The Associated Press writes that weather derivatives — used by companies to hedge against weather-related losses — “are one of the fastest growing segments of the commodities market.” How they work:
Investors, who sell weather derivatives, agree to take on the risk for a premium. Investors will profit from these transactions if nothing extraordinary weather-wise occurs. If the weather goes bad, the company that bought the derivative collects an agreed-upon amount.
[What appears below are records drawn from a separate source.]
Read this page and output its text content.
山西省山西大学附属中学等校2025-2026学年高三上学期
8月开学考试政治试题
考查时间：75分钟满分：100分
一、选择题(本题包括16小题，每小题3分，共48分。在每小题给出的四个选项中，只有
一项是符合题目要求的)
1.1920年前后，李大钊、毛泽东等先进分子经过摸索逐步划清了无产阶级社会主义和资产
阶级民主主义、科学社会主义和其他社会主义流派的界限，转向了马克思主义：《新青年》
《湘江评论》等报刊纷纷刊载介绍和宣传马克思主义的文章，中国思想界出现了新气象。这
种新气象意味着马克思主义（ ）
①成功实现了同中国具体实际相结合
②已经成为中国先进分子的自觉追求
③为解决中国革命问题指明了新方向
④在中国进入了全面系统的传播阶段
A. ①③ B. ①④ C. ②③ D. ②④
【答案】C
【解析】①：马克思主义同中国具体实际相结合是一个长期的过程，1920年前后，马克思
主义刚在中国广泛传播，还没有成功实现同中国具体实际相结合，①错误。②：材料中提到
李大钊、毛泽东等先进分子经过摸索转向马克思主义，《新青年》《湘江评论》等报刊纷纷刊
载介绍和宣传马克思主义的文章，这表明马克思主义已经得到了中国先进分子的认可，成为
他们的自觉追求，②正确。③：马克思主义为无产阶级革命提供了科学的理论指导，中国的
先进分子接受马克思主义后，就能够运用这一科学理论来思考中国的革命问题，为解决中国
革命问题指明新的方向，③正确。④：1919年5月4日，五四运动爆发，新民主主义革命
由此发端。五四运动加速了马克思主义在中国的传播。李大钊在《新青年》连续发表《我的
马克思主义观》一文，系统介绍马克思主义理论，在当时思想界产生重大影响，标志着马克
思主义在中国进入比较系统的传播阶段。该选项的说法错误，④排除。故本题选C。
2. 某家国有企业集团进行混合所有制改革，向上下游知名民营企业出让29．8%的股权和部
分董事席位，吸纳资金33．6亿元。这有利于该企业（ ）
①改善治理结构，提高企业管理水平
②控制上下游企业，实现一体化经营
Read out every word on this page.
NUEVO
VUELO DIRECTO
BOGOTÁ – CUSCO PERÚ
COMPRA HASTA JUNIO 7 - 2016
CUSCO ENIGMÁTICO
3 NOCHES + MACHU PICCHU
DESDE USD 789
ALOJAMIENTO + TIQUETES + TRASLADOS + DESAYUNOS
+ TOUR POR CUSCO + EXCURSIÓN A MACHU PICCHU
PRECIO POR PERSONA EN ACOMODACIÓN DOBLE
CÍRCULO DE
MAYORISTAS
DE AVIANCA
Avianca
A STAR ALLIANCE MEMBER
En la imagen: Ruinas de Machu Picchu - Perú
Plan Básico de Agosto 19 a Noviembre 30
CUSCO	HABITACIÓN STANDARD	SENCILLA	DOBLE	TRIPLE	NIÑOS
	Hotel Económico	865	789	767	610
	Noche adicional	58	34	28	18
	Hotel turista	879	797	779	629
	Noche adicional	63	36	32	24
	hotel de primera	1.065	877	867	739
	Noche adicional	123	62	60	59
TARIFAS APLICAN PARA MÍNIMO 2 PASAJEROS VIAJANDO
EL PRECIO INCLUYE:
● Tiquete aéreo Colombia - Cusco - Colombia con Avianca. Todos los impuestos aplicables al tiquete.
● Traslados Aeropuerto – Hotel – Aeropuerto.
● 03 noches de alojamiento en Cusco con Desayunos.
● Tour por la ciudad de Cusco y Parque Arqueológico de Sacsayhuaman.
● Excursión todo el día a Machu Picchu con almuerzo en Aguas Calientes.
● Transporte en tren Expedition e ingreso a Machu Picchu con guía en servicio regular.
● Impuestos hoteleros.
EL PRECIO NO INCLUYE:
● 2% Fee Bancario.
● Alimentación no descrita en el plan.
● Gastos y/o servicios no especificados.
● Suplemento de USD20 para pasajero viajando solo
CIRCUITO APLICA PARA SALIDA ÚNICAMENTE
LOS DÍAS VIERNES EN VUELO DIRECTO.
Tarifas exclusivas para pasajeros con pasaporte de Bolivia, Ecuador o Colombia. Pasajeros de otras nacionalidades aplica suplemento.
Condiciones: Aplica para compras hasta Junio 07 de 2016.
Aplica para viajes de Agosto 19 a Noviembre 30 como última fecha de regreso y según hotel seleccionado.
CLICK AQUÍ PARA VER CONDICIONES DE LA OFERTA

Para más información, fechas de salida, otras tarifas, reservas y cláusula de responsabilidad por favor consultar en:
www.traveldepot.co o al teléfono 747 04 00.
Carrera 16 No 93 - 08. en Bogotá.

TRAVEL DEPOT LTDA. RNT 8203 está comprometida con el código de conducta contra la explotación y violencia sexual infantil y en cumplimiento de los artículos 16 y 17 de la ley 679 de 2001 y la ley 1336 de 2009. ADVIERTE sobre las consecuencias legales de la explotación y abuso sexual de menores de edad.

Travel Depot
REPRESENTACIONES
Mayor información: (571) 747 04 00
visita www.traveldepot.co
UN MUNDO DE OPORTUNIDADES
The weather derivatives market is exploding. Begun in the late 1990s, trading in weather derivative contracts now values in the tens of billions of dollars a year. As Brian O’Hearne, head of the reinsurance company Swiss Re’s Environment and Commodity markets in New York, told the Associated Press:
Weather is becoming more volatile, and we recognize this as a new risk class.
A 2005 Swiss Re report spells out our responsibility:
Climate change is a fact: one of its effects is an increase in the volatility and unpredictability of weather events, for example maximum and minimum temperatures, the number of hot or cold days and precipitation levels. Human activity contributes to climate change, but it can also help mitigate its effects on weather events.
Extreme weather has always been deadly, but manmade global warming is bringing an “increase in frequency of hot extremes, heat waves and heavy precipitation.” The investment community is recognizing this fact, and taking steps to deal with the risk. The question facing our country now is whether our media and politicians will.